For economical and logistical reasons, opportunities to perform concertos are rare at any level. This inevitably raises their apparent desirability. Consequently, as players we dream a great many dreams about them, hankering after the opportunity to play any concerto at all, even if it means playing a piece we don’t particularly like or connect with. It’s hard to imagine that your regular, everyday musician – myself as much as anyone else – would turn down an offer to perform a certain piece with an orchestra because they would rather play something else. But would a fine artist, expert in closely observed miniatures, go against the grain and choose to paint a mural? Would we, the viewers, expect them to? And more to the point, are they going to think that the mural is a greater medium of expression than their usual exquisite style?
The comparison is merely illustrative, of course – painting is a solitary activity in a way that music is not always, and the creative choices open to the two types of artist are different. For instance, collaboration is a vital part of music making for the vast majority of musicians, and concertos offer the prospect of collaborating in a very particular way. Having said that, and leaving aside the question of just how creatively collaborative the concerto experience generally ends up being, it’s worth questioning our motives. How much is the desire to play concertos about collaboration, and how much is it about personal validation and trying to stand out from the crowd?

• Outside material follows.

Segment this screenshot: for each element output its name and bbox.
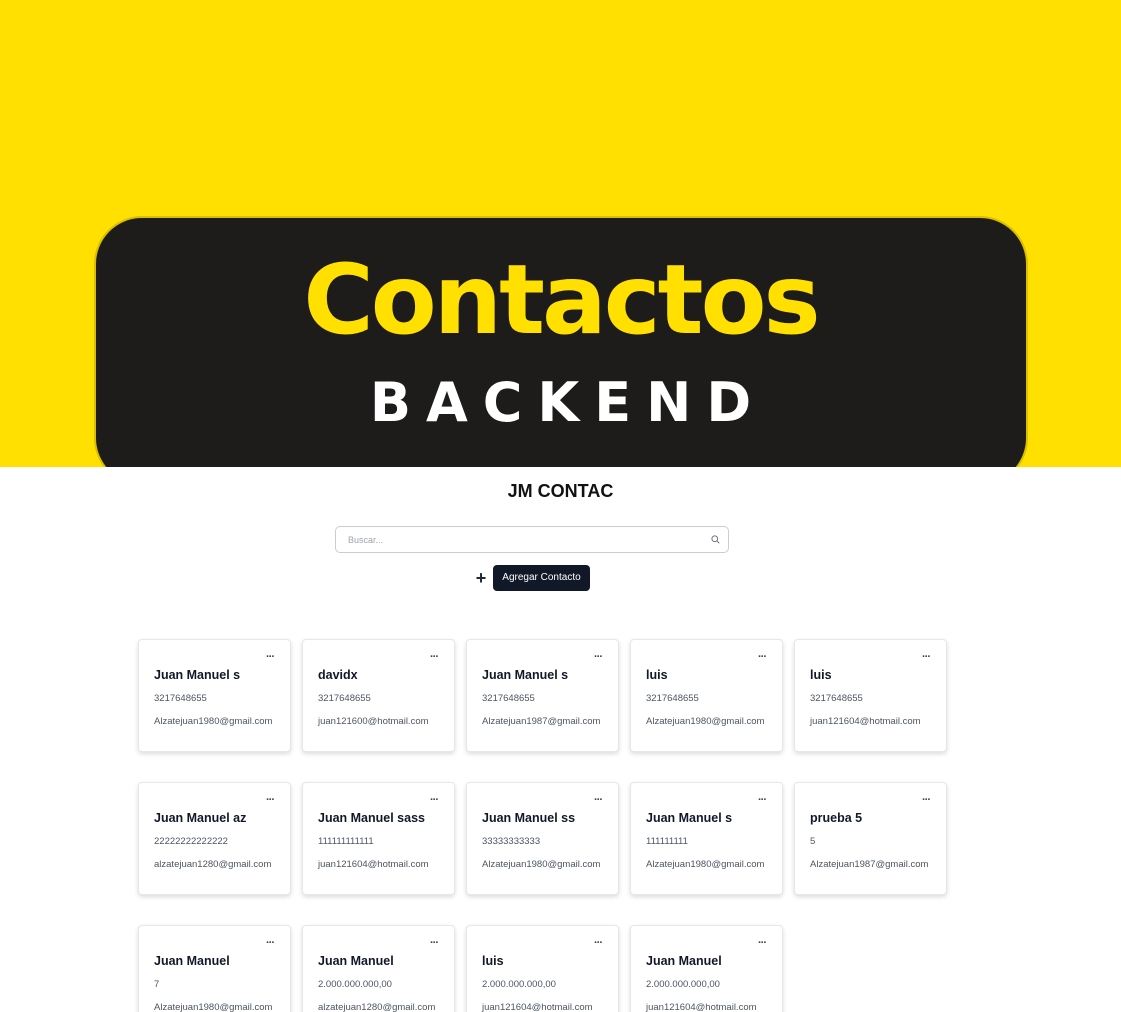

If ego is not a factor in our urge to play concertos, why do the vast majority of concertos feature only one soloist? Why have we not turned away from that model of instrumental solo writing and explored other possibilities, like those for multiple combinations of solo instruments by Bach in his Brandenburg Concertos, to a greater extent than we have? That approach might bring the less-favoured instruments into the limelight in a tradition that has favoured the violin and piano, and the cello only recently, over any other.
One argument in favour of the concerto form is that it can be used to give the so-called ‘Cinderella’ instruments – the double bass, for example – an all-too-rare moment of attention at the musicians’ ball. No one should want to begrudge them that, of course. But it’s as well to remember that, however benign their motives, the soloist is still showing off. That is why rule number one of orchestral life after music college, or even during it, is that you don’t play snippets of concertos in band rooms before concerts or on stage while your colleagues are warming up. Nobody will be impressed – they will just think you’re bragging.